Recently, hundreds of thousands of educators in the country took to the streets to demand protection and other measures after a 23-year-old elementary school teacher in Seoul committed suicide in her classroom in July. Tens of thousands walked off their jobs.
Violent students, the daily workload, and parental complaints at the teacher’s school were at “an incomprehensibly immense level,” according to the Korean Teachers and Education Workers Union, reported the Korea Times. School administrators, however, denied that any violence took place at the school, eliciting criticism that they were attempting to downplay the tragedy.
An important aspect of this story is the hyper-competitiveness of South Korean schools and the intense pressure cooker-like atmosphere that surrounds exams, the Guardian explained. Students regularly go to private tutors after school, too, and study at night.
This harsh culture has caused teacher suicides in South Korea, noted CNN.
For the past six years through June, about 100 public school teachers have committed suicide in the country. Fifty-seven were in elementary schools, Reuters reported.

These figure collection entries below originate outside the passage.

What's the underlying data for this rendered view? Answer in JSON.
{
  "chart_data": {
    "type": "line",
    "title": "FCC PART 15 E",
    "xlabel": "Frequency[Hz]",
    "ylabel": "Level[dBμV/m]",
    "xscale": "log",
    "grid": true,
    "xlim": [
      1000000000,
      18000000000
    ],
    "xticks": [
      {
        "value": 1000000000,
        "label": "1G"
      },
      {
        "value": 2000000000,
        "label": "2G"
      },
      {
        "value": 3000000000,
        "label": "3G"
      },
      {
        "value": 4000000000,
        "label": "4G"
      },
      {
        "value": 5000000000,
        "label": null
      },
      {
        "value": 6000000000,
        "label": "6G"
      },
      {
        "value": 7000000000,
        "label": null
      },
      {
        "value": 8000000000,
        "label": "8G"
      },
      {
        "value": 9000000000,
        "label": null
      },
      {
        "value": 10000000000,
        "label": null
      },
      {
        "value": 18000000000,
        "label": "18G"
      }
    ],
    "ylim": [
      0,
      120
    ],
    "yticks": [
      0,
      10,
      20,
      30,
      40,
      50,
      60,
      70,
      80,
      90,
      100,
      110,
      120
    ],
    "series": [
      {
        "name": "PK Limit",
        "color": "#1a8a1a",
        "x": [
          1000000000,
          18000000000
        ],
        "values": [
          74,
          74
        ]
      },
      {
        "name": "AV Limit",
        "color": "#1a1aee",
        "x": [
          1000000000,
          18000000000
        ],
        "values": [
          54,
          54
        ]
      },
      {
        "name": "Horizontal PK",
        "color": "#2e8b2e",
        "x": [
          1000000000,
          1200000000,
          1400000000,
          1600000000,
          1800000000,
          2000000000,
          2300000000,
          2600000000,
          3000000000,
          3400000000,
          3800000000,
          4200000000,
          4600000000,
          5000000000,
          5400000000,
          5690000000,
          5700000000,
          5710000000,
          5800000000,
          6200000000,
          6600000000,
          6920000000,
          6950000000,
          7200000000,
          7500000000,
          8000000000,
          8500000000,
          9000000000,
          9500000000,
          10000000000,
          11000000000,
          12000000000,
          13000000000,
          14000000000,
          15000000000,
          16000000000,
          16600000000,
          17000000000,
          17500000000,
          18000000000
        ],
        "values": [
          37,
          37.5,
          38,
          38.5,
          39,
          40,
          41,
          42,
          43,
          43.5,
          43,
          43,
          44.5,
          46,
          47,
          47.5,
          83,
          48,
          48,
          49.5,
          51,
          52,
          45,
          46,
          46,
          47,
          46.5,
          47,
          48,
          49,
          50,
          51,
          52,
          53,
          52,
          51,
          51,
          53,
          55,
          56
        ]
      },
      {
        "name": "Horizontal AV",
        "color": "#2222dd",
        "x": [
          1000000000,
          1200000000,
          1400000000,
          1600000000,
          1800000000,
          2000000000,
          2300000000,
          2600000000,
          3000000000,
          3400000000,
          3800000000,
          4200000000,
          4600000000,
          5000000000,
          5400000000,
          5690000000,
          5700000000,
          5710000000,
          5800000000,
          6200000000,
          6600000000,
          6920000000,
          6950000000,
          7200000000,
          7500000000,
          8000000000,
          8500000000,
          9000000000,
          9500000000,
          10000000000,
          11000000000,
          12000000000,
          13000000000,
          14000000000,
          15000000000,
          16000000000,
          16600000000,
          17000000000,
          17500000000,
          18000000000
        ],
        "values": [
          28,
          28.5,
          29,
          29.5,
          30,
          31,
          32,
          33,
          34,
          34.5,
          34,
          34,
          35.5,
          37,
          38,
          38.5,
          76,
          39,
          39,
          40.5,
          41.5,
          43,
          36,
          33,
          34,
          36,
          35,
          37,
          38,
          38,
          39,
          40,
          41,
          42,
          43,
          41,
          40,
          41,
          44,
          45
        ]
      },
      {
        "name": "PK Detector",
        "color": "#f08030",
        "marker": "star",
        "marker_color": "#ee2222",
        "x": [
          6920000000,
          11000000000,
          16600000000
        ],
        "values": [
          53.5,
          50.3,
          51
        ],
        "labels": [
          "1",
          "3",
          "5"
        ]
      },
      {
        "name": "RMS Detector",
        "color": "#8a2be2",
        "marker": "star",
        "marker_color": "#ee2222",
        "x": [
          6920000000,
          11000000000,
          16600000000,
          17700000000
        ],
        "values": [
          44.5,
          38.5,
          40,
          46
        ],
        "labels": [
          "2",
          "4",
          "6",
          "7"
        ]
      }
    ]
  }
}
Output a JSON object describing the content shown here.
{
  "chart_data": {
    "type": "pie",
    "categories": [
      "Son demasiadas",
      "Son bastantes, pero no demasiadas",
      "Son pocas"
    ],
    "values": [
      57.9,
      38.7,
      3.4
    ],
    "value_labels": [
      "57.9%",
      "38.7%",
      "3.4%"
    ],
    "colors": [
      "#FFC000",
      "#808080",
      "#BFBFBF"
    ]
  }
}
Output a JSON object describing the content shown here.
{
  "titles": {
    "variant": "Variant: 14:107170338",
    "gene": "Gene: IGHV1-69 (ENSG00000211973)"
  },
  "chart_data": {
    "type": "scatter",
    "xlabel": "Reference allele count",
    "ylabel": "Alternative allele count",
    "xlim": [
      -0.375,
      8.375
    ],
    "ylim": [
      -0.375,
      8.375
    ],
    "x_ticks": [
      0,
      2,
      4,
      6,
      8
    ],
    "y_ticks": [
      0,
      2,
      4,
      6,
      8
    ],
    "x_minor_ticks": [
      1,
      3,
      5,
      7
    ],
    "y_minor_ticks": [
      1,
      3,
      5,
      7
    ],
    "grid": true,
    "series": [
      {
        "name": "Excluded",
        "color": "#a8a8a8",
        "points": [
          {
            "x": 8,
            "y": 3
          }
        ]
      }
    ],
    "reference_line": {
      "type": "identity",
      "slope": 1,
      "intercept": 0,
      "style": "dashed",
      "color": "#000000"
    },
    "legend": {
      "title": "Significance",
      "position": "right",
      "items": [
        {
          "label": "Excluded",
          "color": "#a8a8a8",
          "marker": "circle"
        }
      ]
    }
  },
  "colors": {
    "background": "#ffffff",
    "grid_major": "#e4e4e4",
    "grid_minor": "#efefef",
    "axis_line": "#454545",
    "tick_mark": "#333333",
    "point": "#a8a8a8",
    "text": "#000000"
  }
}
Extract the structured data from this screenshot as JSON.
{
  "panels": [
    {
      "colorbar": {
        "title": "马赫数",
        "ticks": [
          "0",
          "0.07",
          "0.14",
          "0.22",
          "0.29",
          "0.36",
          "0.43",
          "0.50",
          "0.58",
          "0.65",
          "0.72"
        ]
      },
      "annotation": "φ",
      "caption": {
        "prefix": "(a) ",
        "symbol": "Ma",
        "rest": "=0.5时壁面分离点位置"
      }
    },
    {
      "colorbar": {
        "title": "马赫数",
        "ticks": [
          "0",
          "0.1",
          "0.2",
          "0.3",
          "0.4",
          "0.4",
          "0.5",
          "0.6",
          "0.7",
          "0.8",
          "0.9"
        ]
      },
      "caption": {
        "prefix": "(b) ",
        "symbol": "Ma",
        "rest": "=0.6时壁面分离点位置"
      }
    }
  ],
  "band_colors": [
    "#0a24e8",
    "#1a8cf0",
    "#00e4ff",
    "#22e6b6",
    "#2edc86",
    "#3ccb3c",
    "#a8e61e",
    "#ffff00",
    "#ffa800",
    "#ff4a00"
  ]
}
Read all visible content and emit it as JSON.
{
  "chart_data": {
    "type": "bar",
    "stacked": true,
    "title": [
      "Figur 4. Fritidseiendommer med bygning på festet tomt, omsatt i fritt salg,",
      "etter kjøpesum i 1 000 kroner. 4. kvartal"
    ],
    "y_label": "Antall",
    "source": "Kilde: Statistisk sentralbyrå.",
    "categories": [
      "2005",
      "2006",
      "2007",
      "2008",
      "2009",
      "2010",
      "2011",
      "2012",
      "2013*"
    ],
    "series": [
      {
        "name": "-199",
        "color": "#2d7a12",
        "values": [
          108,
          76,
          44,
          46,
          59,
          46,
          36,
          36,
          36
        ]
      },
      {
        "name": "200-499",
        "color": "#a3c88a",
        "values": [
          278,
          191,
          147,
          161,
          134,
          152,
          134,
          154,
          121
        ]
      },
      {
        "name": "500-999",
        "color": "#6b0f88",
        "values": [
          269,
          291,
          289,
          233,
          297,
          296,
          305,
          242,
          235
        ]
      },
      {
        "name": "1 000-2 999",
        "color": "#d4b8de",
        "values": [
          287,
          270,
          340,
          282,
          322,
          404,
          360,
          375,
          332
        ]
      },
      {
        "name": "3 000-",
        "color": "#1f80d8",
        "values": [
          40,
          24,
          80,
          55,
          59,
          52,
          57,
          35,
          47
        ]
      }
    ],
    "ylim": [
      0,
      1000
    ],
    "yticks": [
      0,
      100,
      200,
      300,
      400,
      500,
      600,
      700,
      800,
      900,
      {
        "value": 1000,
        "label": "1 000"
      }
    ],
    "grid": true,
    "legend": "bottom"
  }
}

In 2014, the country enacted a law that allowed citizens to report a suspected case of child abuse without needing to show evidence for their claims. The teachers’ union said that 60 percent of educators have been accused. Investigations and court cases to get to the bottom of claims can last a year.
Teachers, for example, are asking for legislation to grant them immunity from child abuse claims that parents are leveling at teachers who reprimand students for bad behavior, for example making children stand in class after they forget their books and other materials multiple times.
“We’re asking the government to provide a specific manual for dealing with misbehaving students,” teacher Son Gyeong-eun told the New York Times. “Reasonable discipline shouldn’t count as child abuse.”
In response, officials told the teachers that under South Korean law, teacher strikes were illegal and threatened disciplinary action, prompting Education International, an international federation of teachers’ unions and professional groups, to call on the government to uphold their rights to collective action.
For the teachers, it’s a matter of life and death.